Frame challenge.
You won't.
A weapon is a tool. But a military weapon is a tool that must meet a bunch of criteria based on context.
For example biggest trigger guards to accommodate winter gloves in certain rifles because the country is mostly snow.
Another one is a certain paint color that reduces the heating of the metal of the gun so that accuracy is not affected. I'm not sure about the actual technical terms but you get the image.
However if you remember than scene in the Dark Knight where Fox is telling Bruce Wayne that the government did not want to spend thousands of dollars on a single soldier's armor.
Well. This is another big consideration that you have to think of.
The fact that adding even a forward assist on a gun increases cost. And when you are making 12 million copies the budget, oh the dreaded budget, is blown away.
So adding the simplest mechanical thing increases budget.
Not to mention the cost to actual benefits.
Say rifle A costs 1000 dollars and have an overall score of 131 points.
Rifle B costs 800 dollars and have an overall score of 125 points.
Well. Guess which rifled is going to be picked by every single nation?
The points here is like an arbitrary measure of all major consideration for a rifle and not a real thing. Just to demonstrate my point.
Anyway now that the budget part is over her is another consideration.
Weapons are tools. You want the simplest and easiest and most functional one possible.
If you know or read about soldiers then... Let's just say that complication and warfare don't go hand in hand.
The great Moltke said something to the effect of "no plan survives contact with the enemy"
And Sun Tzu before him does even like complicated operation and theory while Clausewitz likes to ground war in reality and throws the abstract out the window.
This is theory of war true. Not addressing the issue?
But it does. If even the theory stresses throwing abstraction out the window then won't the actual tools reflect that?
Basically you want your weapons to be as simple as hammer.
Simplicity = efficiency.
Time and time again Occam's razor proves to be useful in all fields.
Now this is a lot of rhetoric and sorry.
Just trying to paint the whole picture.
So the actual weapons should work 100% of the time in the hand of 100% of your soldiers with as few problems and complications as possible.
Think of the times in history where they armed civilians, slaves, freedmen, women, and even children.
Do you want a gun that asks 13 questions before it fires?
All this just makes the idea of guns having anything complicated stupid.
That's why to this day you don't see a lot of "smart" safety on guns.
This is a huge contradiction to the very idea of weapons.
Not to mention a host of complications in the actual world.
- Ammo and ammo types?
- What if my squad mate died and I ran out of ammo? Do I have to go through a test to fire at the enemy?
- What if the soldier in question has PTSD?
- What if a soldier character changes?
- What if a soldier expresses an idea against the sentient's philosophy?
- What if a soldier jokes about something.
- What if I'm bluffing on murdering a civilian, or whatever?
- What if I'm in the middle of a firefight and aim at a civilian?
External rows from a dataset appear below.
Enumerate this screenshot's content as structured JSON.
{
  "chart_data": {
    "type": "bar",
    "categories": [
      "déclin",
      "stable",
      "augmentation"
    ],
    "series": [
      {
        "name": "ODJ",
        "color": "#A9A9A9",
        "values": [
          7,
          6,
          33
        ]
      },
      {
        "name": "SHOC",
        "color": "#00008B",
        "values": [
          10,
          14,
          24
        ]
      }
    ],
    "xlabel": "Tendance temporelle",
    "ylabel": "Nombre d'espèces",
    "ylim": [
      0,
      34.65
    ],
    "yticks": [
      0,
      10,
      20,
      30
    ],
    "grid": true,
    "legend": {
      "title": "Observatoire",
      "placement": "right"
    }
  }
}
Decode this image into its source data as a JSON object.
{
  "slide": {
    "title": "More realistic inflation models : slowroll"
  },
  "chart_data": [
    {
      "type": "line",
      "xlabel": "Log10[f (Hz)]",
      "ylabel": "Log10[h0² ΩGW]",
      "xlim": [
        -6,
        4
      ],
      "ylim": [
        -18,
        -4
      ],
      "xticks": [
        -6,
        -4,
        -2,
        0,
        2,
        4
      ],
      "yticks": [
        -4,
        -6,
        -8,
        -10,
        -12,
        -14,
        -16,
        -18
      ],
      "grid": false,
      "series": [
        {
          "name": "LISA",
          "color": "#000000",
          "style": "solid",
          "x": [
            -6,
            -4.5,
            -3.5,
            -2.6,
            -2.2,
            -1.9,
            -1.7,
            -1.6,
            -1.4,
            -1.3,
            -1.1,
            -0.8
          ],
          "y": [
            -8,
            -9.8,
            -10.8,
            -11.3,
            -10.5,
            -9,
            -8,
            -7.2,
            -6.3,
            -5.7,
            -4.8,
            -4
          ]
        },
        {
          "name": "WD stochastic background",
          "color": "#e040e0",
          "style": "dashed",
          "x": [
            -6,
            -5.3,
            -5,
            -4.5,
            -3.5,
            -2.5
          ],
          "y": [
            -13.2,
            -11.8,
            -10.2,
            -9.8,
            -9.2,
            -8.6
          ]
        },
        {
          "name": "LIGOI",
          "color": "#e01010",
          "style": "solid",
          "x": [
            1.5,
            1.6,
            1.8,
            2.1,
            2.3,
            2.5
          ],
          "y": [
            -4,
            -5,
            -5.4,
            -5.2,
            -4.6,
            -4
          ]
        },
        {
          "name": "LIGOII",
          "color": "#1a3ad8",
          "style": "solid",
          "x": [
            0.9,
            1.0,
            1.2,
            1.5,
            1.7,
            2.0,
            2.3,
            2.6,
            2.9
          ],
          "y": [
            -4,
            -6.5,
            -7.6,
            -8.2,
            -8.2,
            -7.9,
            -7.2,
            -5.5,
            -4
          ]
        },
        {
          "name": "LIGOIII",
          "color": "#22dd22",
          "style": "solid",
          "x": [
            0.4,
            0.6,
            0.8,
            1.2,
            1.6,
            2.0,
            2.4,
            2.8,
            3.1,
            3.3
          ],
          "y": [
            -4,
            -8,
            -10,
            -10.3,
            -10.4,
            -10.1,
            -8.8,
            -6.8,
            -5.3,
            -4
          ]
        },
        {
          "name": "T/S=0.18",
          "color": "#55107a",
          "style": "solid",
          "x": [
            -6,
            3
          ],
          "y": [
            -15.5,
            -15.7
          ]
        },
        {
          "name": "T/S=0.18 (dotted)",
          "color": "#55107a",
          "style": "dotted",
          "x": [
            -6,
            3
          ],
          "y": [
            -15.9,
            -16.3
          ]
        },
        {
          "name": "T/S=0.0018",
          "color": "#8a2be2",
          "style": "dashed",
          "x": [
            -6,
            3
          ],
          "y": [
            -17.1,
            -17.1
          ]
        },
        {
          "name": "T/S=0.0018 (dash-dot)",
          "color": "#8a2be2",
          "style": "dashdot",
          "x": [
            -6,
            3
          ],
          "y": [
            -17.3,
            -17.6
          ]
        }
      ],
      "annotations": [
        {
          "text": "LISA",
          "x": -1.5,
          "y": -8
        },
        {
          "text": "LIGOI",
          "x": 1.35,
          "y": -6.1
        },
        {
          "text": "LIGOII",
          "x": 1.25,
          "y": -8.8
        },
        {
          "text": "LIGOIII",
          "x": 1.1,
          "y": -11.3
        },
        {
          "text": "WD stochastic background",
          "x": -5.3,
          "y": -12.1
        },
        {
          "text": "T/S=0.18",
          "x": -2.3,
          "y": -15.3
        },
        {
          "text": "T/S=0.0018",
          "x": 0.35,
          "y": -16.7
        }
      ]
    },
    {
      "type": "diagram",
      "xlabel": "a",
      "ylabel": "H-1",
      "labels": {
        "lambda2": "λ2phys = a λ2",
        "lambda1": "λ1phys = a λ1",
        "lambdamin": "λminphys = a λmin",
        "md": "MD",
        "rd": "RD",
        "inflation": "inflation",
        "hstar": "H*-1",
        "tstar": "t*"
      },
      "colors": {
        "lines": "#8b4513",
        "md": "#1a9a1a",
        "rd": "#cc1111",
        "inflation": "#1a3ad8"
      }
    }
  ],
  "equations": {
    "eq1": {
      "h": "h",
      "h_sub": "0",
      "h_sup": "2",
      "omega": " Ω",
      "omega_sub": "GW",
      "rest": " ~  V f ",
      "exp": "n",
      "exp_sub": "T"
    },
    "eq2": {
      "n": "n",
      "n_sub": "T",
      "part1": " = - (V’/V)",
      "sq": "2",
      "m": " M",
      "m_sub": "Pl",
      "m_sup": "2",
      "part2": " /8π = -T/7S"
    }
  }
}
- What if I have to kill a civilian?
- What if the firearm changes ideologies or have a change of heart?
- What about hacking?
- What about mood swings or just that gun waking up feeling like hell?
- What of corruption?
There is actually that sentient sword from Dave the Barbarian and it actually works against him sometimes.
Honestly I can think of nothing but complications for creating anything like that.
Like it is a really bad idea to do so.
But.
You can overcome most of this by doing something similar to Mjolnir.
This is the only logical way I can think of.
Creating artifacts of such immense power that a single person can cause so much trouble that the original creator thought that they must find a way to only give it to those who are worthy.
The reasoning for the creation of the weapons can be frost gains or dragons or evil cheese wheels for all it matters.
So the only time it makes sense if it the magical equivalent to nuclear football, case which the US president can use to launch nukes, and so the creators had to include purity checks or whatever you want.
Warhammer 40K has good examples of both actually. The grounded realistic war of attrition that the guards fight or the high power high artifacts style of warfare that certain factions fight.
For example a super advanced robot wielding melee weapons exist while gun lines and trenches exist.
But Warhammer 40K got insane technology and a lot of magic. Take the magic away and you just have the same ideas, most of the time.
However. In a science fiction setting or any setting where magic does not exist and combat is similar to ours.
it makes 0 sense and will never be used by any reasonable faction.